Kementan Kawal Usaha UD Pramono Boyolali Demi 1.300 Peternak Sapi Perah
Kementerian Pertanian (Kementan) mendukung keberlanjutan usaha sapi perah UD Pramono di Kabupaten Boyolali, Jawa Tengah. Halaman all
(Kompas.com) 09/11/24 16:22 17888961
JAKARTA, KOMPAS.com – Direktorat Jenderal Peternakan dan Kesehatan Hewan (Ditjen PKH) Kementerian Pertanian (Kementan) mendukung keberlanjutan usaha sapi perah UD Pramono di Kabupaten Boyolali, Jawa Tengah.
Dukungan ini diberikan demi menjaga mata pencaharian 1.300 peternak sapi perah yang selama ini bermitra dengan usaha tersebut.
"Kami pantau terus perkembangannya. Tim dari Ditjen PKH akan terus berkoordinasi dengan dinas terkait. Ini menyangkut 1.300 peternak sapi perah di sana," kata Direktur Jenderal Peternakan dan Kesehatan Hewan Kementan, Agung Suganda, dalam keterangannya di Jakarta, Sabtu (9/11/2024).
UD Pramono, yang merupakan pengepul susu sapi perah di Desa Singosari, Kecamatan Mojosongo, Kabupaten Boyolali, menghadapi tantangan berat dalam mempertahankan usahanya.
Saat ini, UD Pramono mengelola sekitar 20.000 liter susu segar per hari yang dipasok dari tujuh kecamatan di Boyolali dan satu kecamatan di Klaten.

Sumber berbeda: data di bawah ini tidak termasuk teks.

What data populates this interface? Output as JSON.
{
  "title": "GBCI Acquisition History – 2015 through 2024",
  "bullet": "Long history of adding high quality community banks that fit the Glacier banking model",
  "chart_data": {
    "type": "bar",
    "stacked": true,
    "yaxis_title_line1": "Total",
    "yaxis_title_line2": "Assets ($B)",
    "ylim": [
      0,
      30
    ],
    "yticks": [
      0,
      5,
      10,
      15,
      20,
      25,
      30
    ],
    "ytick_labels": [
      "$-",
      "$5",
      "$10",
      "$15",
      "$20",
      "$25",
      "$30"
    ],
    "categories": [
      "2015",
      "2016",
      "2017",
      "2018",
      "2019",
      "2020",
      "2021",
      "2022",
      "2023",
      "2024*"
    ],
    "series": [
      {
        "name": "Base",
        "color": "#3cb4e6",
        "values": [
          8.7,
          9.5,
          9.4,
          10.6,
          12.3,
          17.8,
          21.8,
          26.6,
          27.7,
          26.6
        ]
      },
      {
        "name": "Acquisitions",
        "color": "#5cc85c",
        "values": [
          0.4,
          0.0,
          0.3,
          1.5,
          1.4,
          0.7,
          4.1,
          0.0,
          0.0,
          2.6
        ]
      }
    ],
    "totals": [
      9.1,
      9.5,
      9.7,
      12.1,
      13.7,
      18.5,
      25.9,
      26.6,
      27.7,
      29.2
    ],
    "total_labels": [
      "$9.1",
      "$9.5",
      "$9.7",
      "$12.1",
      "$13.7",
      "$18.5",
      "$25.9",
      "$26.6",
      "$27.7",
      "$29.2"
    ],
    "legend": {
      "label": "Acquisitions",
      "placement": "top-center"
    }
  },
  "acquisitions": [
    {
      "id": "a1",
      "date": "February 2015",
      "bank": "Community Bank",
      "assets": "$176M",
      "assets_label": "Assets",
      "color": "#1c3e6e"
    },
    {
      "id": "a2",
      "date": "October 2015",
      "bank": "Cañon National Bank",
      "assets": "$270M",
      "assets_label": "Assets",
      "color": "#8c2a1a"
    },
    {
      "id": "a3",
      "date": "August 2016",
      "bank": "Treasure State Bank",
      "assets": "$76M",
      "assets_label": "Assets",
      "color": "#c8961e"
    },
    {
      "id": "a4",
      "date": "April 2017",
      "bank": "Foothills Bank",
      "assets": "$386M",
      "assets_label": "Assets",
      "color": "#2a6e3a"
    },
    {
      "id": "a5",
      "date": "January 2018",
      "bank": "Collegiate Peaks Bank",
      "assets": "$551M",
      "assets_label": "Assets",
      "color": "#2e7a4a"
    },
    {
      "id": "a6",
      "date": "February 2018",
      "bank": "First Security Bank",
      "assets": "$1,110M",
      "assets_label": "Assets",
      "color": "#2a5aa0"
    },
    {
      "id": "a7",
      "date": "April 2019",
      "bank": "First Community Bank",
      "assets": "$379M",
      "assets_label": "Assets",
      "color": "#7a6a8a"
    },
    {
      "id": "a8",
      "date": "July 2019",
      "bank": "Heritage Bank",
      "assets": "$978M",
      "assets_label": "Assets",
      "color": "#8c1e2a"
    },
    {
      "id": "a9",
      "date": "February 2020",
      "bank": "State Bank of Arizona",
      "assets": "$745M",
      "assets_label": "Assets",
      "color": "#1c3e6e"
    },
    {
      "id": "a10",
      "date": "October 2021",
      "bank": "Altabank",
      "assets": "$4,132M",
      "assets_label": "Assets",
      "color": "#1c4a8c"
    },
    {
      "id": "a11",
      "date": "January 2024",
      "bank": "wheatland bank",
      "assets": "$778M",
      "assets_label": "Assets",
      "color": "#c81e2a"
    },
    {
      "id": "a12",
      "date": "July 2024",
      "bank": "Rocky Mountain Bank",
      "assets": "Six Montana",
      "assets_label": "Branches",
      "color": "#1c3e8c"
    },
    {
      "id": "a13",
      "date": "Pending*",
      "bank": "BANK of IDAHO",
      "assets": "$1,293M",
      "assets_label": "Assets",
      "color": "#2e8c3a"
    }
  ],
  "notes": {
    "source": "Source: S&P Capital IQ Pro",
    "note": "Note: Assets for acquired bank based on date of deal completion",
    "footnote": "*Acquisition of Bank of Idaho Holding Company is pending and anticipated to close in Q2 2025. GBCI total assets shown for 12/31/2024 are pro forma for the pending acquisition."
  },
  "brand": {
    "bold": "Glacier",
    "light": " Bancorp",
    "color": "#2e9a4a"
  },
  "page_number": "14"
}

Sebagai pengepul utama, UD Pramono menjadi tumpuan bagi peternak kecil dalam menjual susu mereka dengan harga yang kompetitif.
Namun, operasional UD Pramono terkendala masalah pajak yang belum terselesaikan, yang berdampak pada pemblokiran rekening perusahaan sejak 4 Oktober 2024.

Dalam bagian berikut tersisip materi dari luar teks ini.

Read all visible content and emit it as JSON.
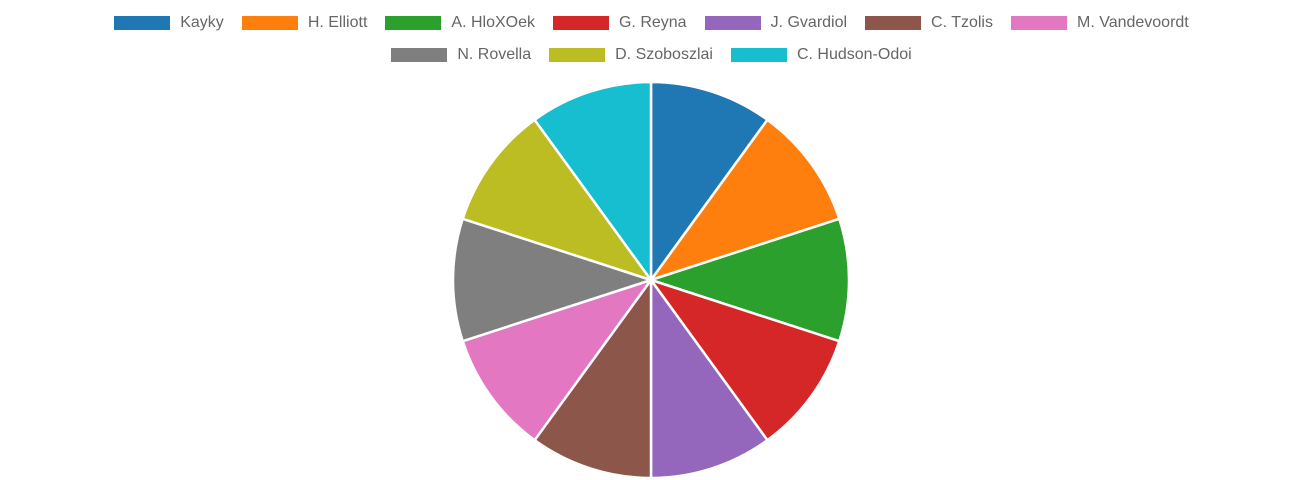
{
  "chart_data": {
    "type": "pie",
    "categories": [
      "Kayky",
      "H. Elliott",
      "A. HloXOek",
      "G. Reyna",
      "J. Gvardiol",
      "C. Tzolis",
      "M. Vandevoordt",
      "N. Rovella",
      "D. Szoboszlai",
      "C. Hudson-Odoi"
    ],
    "values": [
      1,
      1,
      1,
      1,
      1,
      1,
      1,
      1,
      1,
      1
    ],
    "colors": [
      "#1f77b4",
      "#ff7f0e",
      "#2ca02c",
      "#d62728",
      "#9467bd",
      "#8c564b",
      "#e377c2",
      "#7f7f7f",
      "#bcbd22",
      "#17becf"
    ],
    "title": "",
    "legend_position": "top"
  }
}
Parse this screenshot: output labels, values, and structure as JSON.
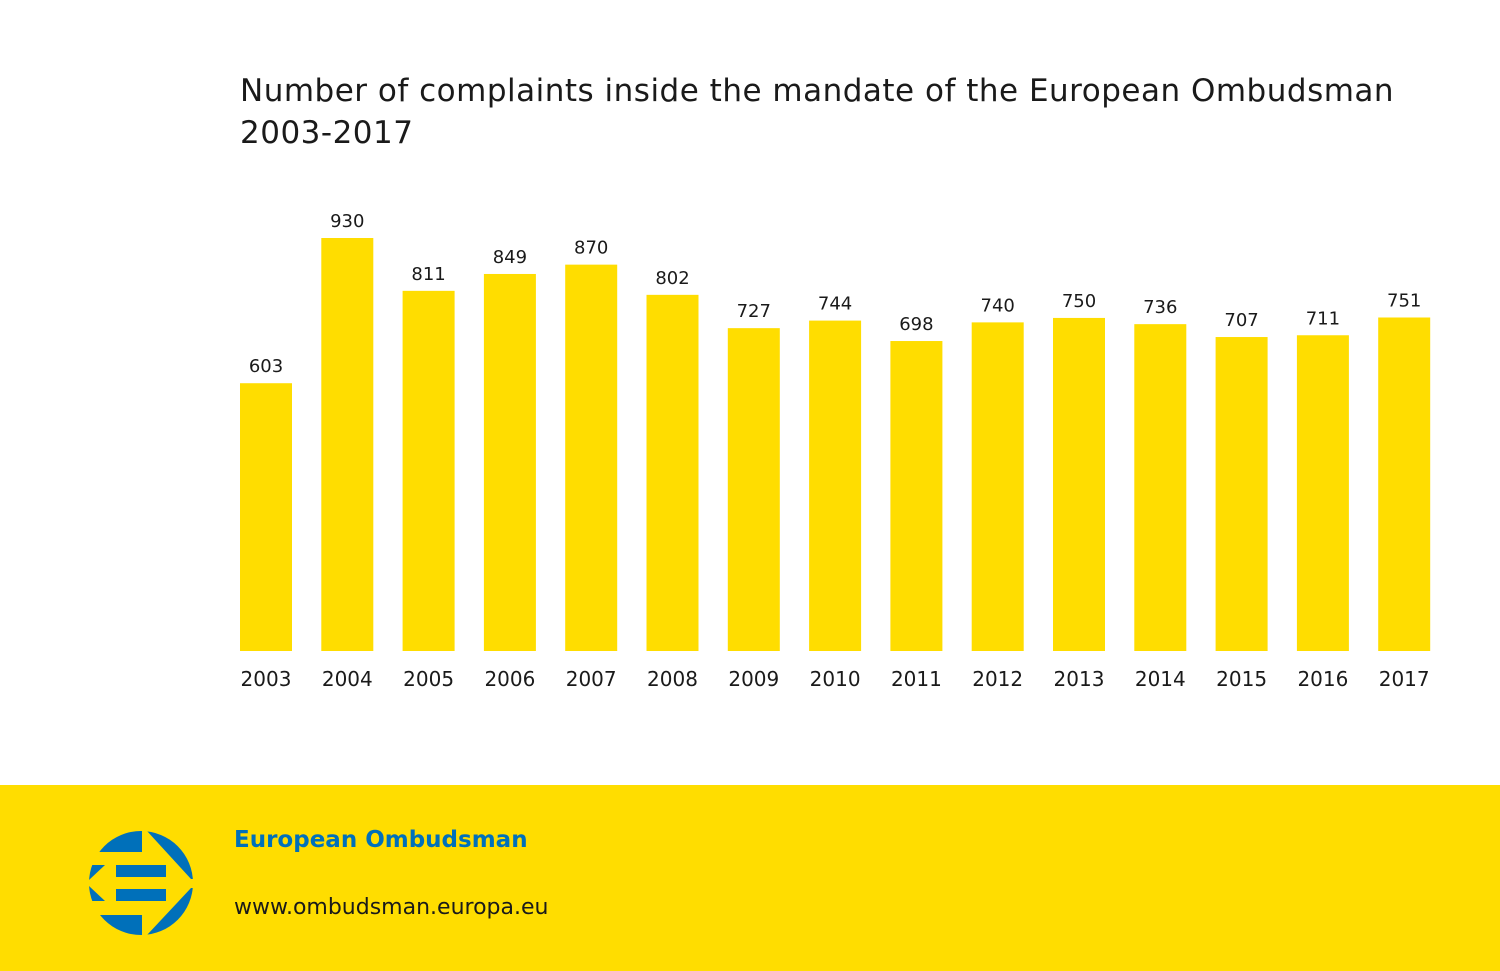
{
  "chart_data": {
    "type": "bar",
    "title": "Number of complaints inside the mandate of the European Ombudsman 2003-2017",
    "categories": [
      "2003",
      "2004",
      "2005",
      "2006",
      "2007",
      "2008",
      "2009",
      "2010",
      "2011",
      "2012",
      "2013",
      "2014",
      "2015",
      "2016",
      "2017"
    ],
    "values": [
      603,
      930,
      811,
      849,
      870,
      802,
      727,
      744,
      698,
      740,
      750,
      736,
      707,
      711,
      751
    ],
    "xlabel": "",
    "ylabel": "",
    "ylim": [
      0,
      930
    ],
    "grid": false,
    "data_labels": true,
    "bar_color": "#FFDD00"
  },
  "footer": {
    "organization": "European Ombudsman",
    "url": "www.ombudsman.europa.eu",
    "logo_icon": "european-ombudsman-logo-icon",
    "background_color": "#FFDD00",
    "brand_color": "#0070BA"
  }
}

Untuk tetap menjaga kelangsungan usaha, UD Pramono bahkan terpaksa menjual enam ekor sapi perah.
Agung menekankan pentingnya keberlanjutan UD Pramono sebagai upaya menjaga roda ekonomi perdesaan dan mendukung program gizi nasional melalui pasokan susu segar.
“Kami memberikan perhatian karena produksi susu di sana akan menggerakkan ekonomi perdesaan. Selain itu, produksi susunya akan mendukung program makan bergizi,” jelas Agung.
Sementara itu, Kepala Dinas Peternakan Kabupaten Boyolali, Lusia Dyah Suciati, menyatakan optimisme bahwa UD Pramono akan tetap mampu beroperasi.
Menurutnya, usaha ini tidak hanya berkaitan dengan kelangsungan hidup peternak, tetapi juga dengan status Boyolali sebagai daerah penghasil susu terbesar di Jawa Tengah.
“Usaha UD Pramono ini menyangkut hajat hidup 1.300 peternak. Kami akan terus berusaha agar usaha ini tetap berjalan,” ujar Lusia.
Selain membeli susu dengan harga yang bersaing, UD Pramono juga memberikan dukungan bagi peternak dalam bentuk bantuan pakan, pinjaman tanpa bunga, dan sembako.
Dukungan ini turut diperkuat oleh mitra utama UD Pramono, yaitu Susu Boyolali, yang mengolah susu segar menjadi produk susu pasteurisasi untuk program Pemberian Makanan Tambahan (PMT) di Magelang.
Meski terkendala pajak, UD Pramono tetap menerima pasokan susu dari peternak. Namun, Pramono mengungkapkan bahwa kelangsungan usaha akan sangat bergantung pada penyelesaian masalah pajak ini.
Ditjen PKH dan Dinas Peternakan Boyolali menyatakan akan terus memantau perkembangan serta mendampingi UD Pramono dalam menghadapi tantangan.
Ketua Komite Pengawas Perpajakan (Komwasjak), Amien Sunaryadi, juga menyampaikan bahwa timnya akan melakukan investigasi menyeluruh untuk memberikan rekomendasi kepada Direktorat Jenderal Pajak (DJP).
Pemerintah daerah di bawah arahan Bupati Boyolali, M Said Hidayat, turut memfasilitasi dialog antara UD Pramono dan DJP untuk mencari solusi terbaik.